If you couldn’t return that money to shareholders, you’d funnel it into relatively unproductive projects, or else just park it in a savings account. The attendant reduction in the supply of capital to the economy would increase borrowing costs for small, growing businesses — reducing overall growth. Hiring would decrease, too, because the low-productivity investments you’d make would lead to fewer employment opportunities than would high-productivity investments elsewhere.
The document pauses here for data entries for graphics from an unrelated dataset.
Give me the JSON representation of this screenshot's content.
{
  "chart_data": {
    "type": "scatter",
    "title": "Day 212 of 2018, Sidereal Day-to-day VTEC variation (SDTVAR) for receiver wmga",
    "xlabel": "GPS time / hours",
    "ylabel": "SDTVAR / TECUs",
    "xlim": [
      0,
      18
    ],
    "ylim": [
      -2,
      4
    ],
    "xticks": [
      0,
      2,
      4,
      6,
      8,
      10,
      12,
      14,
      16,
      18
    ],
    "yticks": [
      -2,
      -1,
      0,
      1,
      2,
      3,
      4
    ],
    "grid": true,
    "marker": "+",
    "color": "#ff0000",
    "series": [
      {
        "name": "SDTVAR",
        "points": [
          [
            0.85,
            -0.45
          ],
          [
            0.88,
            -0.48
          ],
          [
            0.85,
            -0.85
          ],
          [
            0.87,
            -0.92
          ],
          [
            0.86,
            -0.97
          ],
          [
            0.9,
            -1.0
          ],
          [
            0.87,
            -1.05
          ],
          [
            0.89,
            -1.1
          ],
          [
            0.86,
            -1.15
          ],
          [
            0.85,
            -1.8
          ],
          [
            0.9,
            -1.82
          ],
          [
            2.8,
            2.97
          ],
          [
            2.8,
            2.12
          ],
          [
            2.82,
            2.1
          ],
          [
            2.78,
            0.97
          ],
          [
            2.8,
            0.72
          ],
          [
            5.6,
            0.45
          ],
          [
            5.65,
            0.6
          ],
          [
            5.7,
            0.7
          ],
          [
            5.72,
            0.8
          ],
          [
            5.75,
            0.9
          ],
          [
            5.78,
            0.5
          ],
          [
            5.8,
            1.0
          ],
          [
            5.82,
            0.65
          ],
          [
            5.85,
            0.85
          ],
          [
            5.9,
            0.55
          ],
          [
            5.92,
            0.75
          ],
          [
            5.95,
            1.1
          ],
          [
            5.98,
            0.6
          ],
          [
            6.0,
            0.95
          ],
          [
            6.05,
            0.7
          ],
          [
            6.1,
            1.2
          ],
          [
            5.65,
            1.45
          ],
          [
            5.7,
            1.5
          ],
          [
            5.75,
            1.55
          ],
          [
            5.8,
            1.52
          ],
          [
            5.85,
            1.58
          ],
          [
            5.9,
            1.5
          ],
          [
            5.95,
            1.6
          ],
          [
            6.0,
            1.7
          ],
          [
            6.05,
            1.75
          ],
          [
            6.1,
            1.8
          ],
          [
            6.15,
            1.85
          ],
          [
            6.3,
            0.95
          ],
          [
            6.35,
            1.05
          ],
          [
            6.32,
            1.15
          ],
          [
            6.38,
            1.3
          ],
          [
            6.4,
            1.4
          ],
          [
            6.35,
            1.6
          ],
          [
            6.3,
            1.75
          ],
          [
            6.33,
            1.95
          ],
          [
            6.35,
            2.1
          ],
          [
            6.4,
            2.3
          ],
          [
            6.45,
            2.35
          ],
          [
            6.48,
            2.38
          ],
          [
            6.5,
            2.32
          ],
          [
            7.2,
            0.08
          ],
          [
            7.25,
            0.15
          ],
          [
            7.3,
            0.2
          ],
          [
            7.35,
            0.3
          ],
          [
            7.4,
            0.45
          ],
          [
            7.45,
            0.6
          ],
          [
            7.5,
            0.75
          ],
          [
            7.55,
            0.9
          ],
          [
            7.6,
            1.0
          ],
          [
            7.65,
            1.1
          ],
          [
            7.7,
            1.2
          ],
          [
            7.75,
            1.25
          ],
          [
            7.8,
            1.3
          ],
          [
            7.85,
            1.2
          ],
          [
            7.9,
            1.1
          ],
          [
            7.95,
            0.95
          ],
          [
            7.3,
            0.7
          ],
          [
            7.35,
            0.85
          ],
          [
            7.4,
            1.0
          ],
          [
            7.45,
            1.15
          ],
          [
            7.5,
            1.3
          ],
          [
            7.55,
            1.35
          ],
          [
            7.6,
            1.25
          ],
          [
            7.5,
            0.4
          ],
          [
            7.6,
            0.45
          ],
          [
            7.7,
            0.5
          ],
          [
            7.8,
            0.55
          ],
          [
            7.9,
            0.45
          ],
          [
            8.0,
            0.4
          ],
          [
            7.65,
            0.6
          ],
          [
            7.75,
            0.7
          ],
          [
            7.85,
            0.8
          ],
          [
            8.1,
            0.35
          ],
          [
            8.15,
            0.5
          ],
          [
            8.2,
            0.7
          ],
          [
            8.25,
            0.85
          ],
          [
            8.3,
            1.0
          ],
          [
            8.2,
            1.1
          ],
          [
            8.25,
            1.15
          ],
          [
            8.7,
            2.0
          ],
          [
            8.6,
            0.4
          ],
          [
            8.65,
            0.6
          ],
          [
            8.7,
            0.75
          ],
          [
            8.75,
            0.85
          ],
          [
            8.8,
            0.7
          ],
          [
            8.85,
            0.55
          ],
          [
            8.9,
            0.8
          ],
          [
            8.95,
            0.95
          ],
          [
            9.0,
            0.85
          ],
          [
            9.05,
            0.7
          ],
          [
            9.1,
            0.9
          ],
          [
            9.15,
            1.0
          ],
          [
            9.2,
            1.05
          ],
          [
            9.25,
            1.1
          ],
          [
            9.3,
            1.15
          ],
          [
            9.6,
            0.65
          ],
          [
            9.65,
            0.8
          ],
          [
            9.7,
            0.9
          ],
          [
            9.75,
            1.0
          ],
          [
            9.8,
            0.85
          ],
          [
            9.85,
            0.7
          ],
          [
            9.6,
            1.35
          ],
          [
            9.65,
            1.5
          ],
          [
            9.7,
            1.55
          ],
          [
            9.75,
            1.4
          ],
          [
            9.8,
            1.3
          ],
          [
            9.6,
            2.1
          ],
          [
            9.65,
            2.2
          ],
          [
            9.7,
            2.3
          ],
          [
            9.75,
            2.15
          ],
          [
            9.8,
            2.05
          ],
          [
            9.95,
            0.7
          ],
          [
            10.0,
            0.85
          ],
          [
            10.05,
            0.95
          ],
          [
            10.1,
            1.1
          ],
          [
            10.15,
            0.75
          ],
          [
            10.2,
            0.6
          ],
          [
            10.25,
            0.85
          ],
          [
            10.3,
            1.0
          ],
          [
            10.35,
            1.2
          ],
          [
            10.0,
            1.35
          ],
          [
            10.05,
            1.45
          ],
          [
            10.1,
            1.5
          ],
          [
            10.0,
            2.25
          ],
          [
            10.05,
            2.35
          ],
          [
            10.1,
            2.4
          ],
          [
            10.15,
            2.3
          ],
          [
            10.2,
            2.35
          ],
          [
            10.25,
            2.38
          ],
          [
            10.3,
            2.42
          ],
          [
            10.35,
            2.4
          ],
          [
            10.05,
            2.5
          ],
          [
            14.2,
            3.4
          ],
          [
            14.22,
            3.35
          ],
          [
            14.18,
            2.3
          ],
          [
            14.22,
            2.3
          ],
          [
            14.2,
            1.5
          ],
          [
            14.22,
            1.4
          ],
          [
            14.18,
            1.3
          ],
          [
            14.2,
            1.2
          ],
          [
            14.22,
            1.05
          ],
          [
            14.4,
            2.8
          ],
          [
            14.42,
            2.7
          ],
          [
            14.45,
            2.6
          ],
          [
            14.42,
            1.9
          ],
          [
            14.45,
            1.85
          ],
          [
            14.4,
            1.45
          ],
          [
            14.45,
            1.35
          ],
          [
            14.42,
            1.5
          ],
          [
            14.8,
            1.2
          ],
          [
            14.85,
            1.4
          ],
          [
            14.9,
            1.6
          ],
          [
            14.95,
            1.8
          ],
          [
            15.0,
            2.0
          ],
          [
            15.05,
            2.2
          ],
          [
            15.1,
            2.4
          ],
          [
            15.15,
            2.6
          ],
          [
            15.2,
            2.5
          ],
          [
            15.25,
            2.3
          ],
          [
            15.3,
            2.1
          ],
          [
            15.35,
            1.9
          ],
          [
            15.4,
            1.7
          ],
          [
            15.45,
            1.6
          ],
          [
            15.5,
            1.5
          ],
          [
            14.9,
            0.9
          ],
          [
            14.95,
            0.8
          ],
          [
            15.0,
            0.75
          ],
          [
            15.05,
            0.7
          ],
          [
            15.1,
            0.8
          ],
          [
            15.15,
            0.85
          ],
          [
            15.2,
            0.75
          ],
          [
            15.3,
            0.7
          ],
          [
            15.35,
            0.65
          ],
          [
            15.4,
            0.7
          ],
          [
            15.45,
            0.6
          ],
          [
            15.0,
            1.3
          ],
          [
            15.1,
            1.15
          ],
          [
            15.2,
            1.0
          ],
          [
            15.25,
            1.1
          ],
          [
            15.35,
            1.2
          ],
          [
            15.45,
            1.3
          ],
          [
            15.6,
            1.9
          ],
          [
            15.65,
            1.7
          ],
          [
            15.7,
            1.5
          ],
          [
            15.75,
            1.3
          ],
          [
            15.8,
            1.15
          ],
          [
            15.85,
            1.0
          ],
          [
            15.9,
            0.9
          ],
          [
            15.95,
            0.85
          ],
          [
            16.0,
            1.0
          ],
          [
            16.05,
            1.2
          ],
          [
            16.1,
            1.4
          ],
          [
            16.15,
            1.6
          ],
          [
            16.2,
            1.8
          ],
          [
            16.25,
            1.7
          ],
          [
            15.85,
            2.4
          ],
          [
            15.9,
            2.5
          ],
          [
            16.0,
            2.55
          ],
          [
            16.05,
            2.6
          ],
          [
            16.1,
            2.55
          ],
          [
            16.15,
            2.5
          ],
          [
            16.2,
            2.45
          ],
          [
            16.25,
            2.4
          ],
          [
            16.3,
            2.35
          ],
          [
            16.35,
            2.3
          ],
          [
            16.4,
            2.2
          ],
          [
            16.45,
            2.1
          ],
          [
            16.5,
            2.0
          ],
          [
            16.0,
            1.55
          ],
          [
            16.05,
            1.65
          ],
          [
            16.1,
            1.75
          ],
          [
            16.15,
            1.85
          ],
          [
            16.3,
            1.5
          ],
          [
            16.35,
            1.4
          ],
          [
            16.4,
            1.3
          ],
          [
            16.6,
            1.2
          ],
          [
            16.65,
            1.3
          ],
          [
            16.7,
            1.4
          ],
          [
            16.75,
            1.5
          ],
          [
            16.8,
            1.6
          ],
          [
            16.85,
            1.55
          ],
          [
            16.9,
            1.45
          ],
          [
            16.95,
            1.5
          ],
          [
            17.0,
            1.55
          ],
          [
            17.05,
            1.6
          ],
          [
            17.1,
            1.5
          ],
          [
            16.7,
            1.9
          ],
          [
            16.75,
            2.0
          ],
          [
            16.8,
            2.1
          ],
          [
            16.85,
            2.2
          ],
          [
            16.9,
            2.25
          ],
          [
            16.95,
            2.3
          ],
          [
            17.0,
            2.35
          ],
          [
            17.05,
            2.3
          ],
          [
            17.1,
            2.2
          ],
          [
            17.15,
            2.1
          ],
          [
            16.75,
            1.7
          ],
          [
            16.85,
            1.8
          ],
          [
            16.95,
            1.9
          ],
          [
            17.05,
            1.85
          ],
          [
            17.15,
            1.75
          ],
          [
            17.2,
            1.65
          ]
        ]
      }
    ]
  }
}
But this is mostly beside the point, because most share repurchases are funded with debt, not cash. Debt-funded buybacks look like nefarious financial engineering: Executives borrow money and move it around without creating anything of tangible value. In fact, they’re simply a mechanism for reducing funding costs, which, incidentally, decreases the flow of money from businesses in the real economy to financial institutions.

Capital comes at a cost: For debt, it’s the interest rate on a loan; for equity, it’s the earnings foregone by selling a piece of a company. If debt provides significantly cheaper funding than equity does, and if a company can afford to pay interest on higher levels of debt, then borrowing money and retiring equity through share repurchases will reduce the firm’s cost of capital. With interest rates at historic lows, it’s no surprise that corporations have increased the relative portion of debt on their balance sheets. If Congress barred corporations from reducing their number of shares outstanding, higher funding costs would represent a deadweight loss.

Because companies use share repurchases primarily to alter their capital structure, they don’t come at the expense of investment. In fact, the airlines now being singled out for recklessly buying back stock have doubled their capital expenditures since 2012, spending roughly twice as much of their earnings on business investment as on disbursements to shareholders.

In the wake of the pandemic, corporations will need to be more thoughtful about “tail risks” — low-probability events with extreme impacts. Investors will likely charge a higher premium to levered firms than they did in the past as they grapple with the implications of unforeseen economic shocks. Firms should also rethink the “just-in-time” supply chains that leave them vulnerable to unexpected events. But preventing companies from buying back their stock will do nothing to shore up balance sheets. Instead, a buyback ban would increase fixed dividends, reducing companies’ discretion in holding cash, while tying up capital in less productive businesses — to the detriment of wages, investment, and consumption.